The U.S. Meat Export Federation plays the lead role in opening and expanding export markets. Call them the big dog, the BMOC, or the franchise player, no organization has more clout or more knowledge about 'what condition our condition is in' when it comes to trade with Western Hemisphere or the Pacific Basin countries. They occupy the role of the speedy wide out as well as the big guy shoring up the middle of the offensive line. Phil Seng, the organization's CEO, is the all-star, hall-of-fame quarterback.
And 2016 was as close to a sack-free trading year as we've had in a long time. The USMEF has just announced "Exports of US beef and pork products finished 2016 on a high note as pork exports reached record volumes while beef exports logged the largest monthly volume in December."
USMEF said "Pork export volume reached a record 2.31 million metric tons (mt) in 2016, up 8% year-over-year and 2% above the previous high in 2012, according to USMEF. Export value climbed 7 percent from a year ago to $5.94 billion. For December, pork exports totaled 222,635 mt, an 18% year-over-year increase, valued at $564.2 million, which represents a 20% increase."

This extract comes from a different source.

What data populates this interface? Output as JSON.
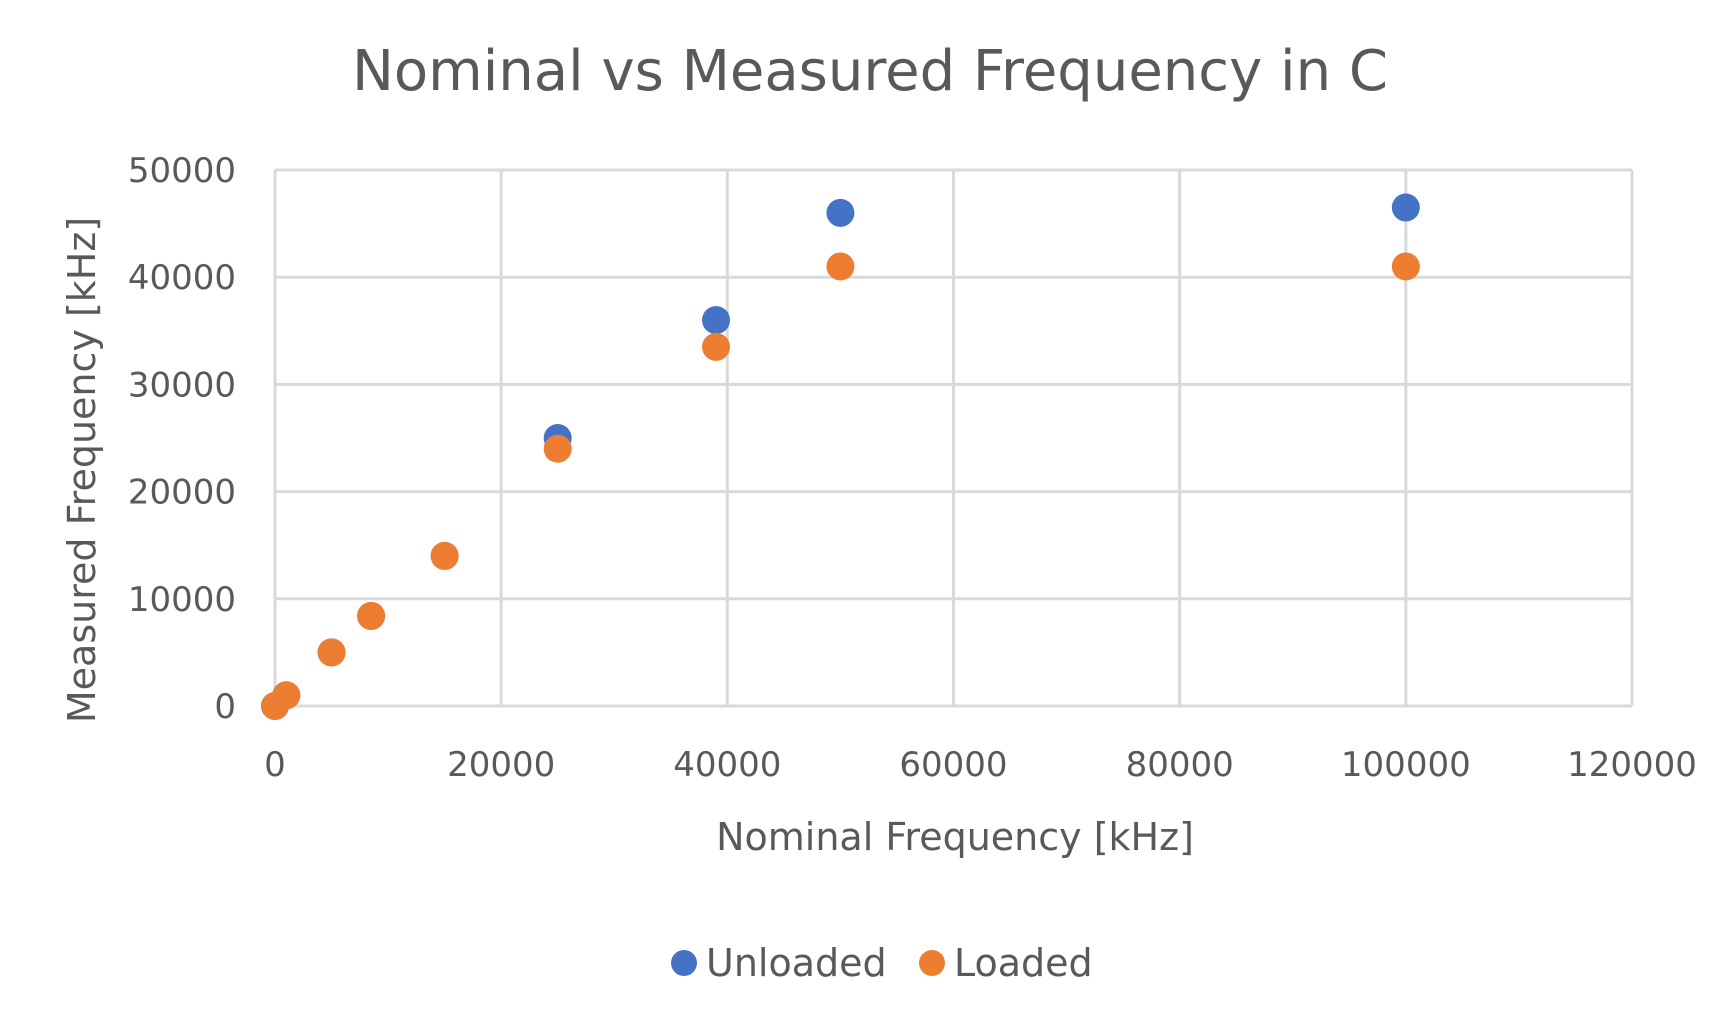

To spike that pigskin in the end zone and do a porcine happy dance, exports accounted for 25.8% of total pork production and 21.5% for muscle cuts, an increase of 24.2% and 20.8%, respectively, over 2015. Export value per head slaughtered averaged $50.20 in 2016, up 4% from the previous year. The December average was $56.06, up 24%.

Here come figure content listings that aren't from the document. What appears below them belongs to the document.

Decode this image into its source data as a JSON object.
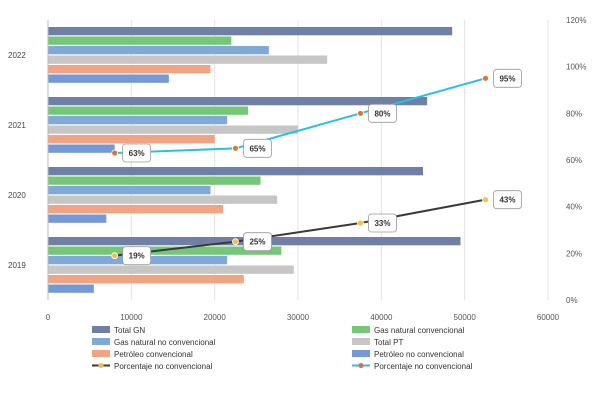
{
  "chart_data": {
    "type": "bar",
    "orientation": "horizontal",
    "categories": [
      "2019",
      "2020",
      "2021",
      "2022"
    ],
    "xlim": [
      0,
      60000
    ],
    "x_ticks": [
      "0",
      "10000",
      "20000",
      "30000",
      "40000",
      "50000",
      "60000"
    ],
    "secondary_ylim": [
      0,
      1.2
    ],
    "y2_ticks": [
      "0%",
      "20%",
      "40%",
      "60%",
      "80%",
      "100%",
      "120%"
    ],
    "grid": true,
    "legend_position": "bottom",
    "bar_series": [
      {
        "name": "Total GN",
        "color": "#6f7fa5",
        "values": [
          49500,
          45000,
          45500,
          48500
        ]
      },
      {
        "name": "Gas natural convencional",
        "color": "#74c776",
        "values": [
          28000,
          25500,
          24000,
          22000
        ]
      },
      {
        "name": "Gas natural no convencional",
        "color": "#7fa9d9",
        "values": [
          21500,
          19500,
          21500,
          26500
        ]
      },
      {
        "name": "Total PT",
        "color": "#c6c6c6",
        "values": [
          29500,
          27500,
          30000,
          33500
        ]
      },
      {
        "name": "Petróleo convencional",
        "color": "#f2a482",
        "values": [
          23500,
          21000,
          20000,
          19500
        ]
      },
      {
        "name": "Petróleo no convencional",
        "color": "#7399d6",
        "values": [
          5500,
          7000,
          8000,
          14500
        ]
      }
    ],
    "line_series": [
      {
        "name": "Porcentaje no convencional",
        "color": "#3a3a3a",
        "marker_color": "#f5c23d",
        "x_labels": [
          8000,
          22500,
          37500,
          52500
        ],
        "values": [
          0.19,
          0.25,
          0.33,
          0.43
        ],
        "data_labels": [
          "19%",
          "25%",
          "33%",
          "43%"
        ]
      },
      {
        "name": "Porcentaje no convencional",
        "color": "#26c2e3",
        "marker_color": "#e0733b",
        "x_labels": [
          8000,
          22500,
          37500,
          52500
        ],
        "values": [
          0.63,
          0.65,
          0.8,
          0.95
        ],
        "data_labels": [
          "63%",
          "65%",
          "80%",
          "95%"
        ]
      }
    ]
  }
}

In other words, exports are solid gold, the cash cow (or cash pig) of America's animal agriculture. Now is not the time to be playing around with our trade commitments and creating uncertainty about our role as a reliable trading partner. Trump's desire to "renegotiate" NAFTA and leave TPP in the dust could lead a sudden plunge in our export business. With the today's ag economy resembling an old-fashoned wake, Washington needs to be searching for all the trade advantages it can find.
USMEF says capitalizing on duty-free access through NAFTA and the lower duties negotiated in the U. S.-Central America-Dominican Republic Free Trade Agreement (CAFTA-DR), U. S. red meat exports to this region have grown substantially. The dollar potential of an equally open trading opportunity with the TPP countries offers a breath-taking bonus for American agriculture.
The TPP nations can put some serious dollars on the kitchen table. The USMEF said demand for beef in Asian markets drove growth in US beef exports. "For the year (2016), exports of beef advanced 11% in volume to 1.19 million mt and 1% in value to $6.34 billion compared to 2015. For December, exports totaled 116,847 mt, a 24% increase year-over-year. USMEF said this was the largest monthly volume since July 2013 and the largest ever for December. Export value jumped 22% to $619.1 million in December.
Exports in 2016 accounted for 13.7% of total beef production and 10.5% for muscle cuts, which represents increases of 13.1% and 10%, respectively, compared to 2015. December exports accounted for 15.6% of total December beef production and 12.1% for muscle cuts only, USMEF says. Each segment increased more than 2 percentage points from a year ago and was the highest since 2011. Export value per head of fed slaughter declined 6% to an average of $262.17. But the December average was $301.97 — up 14% and the highest in nearly two years, according to USMEF.
Tampering with that kind of growth is dangerous. There is a small chance that a better deal might be reached. The much bigger and more realistic chance is suddenly shunned trading partners will look elsewhere, searching for reliable sources. Even worse, an angered ex could retaliate in unexpected ways, creating an ever increasing economic crisis and opening the door to regional rivals like China.
Crazy exes and the damage they can do? Miranda Lambert sang about that a few years ago.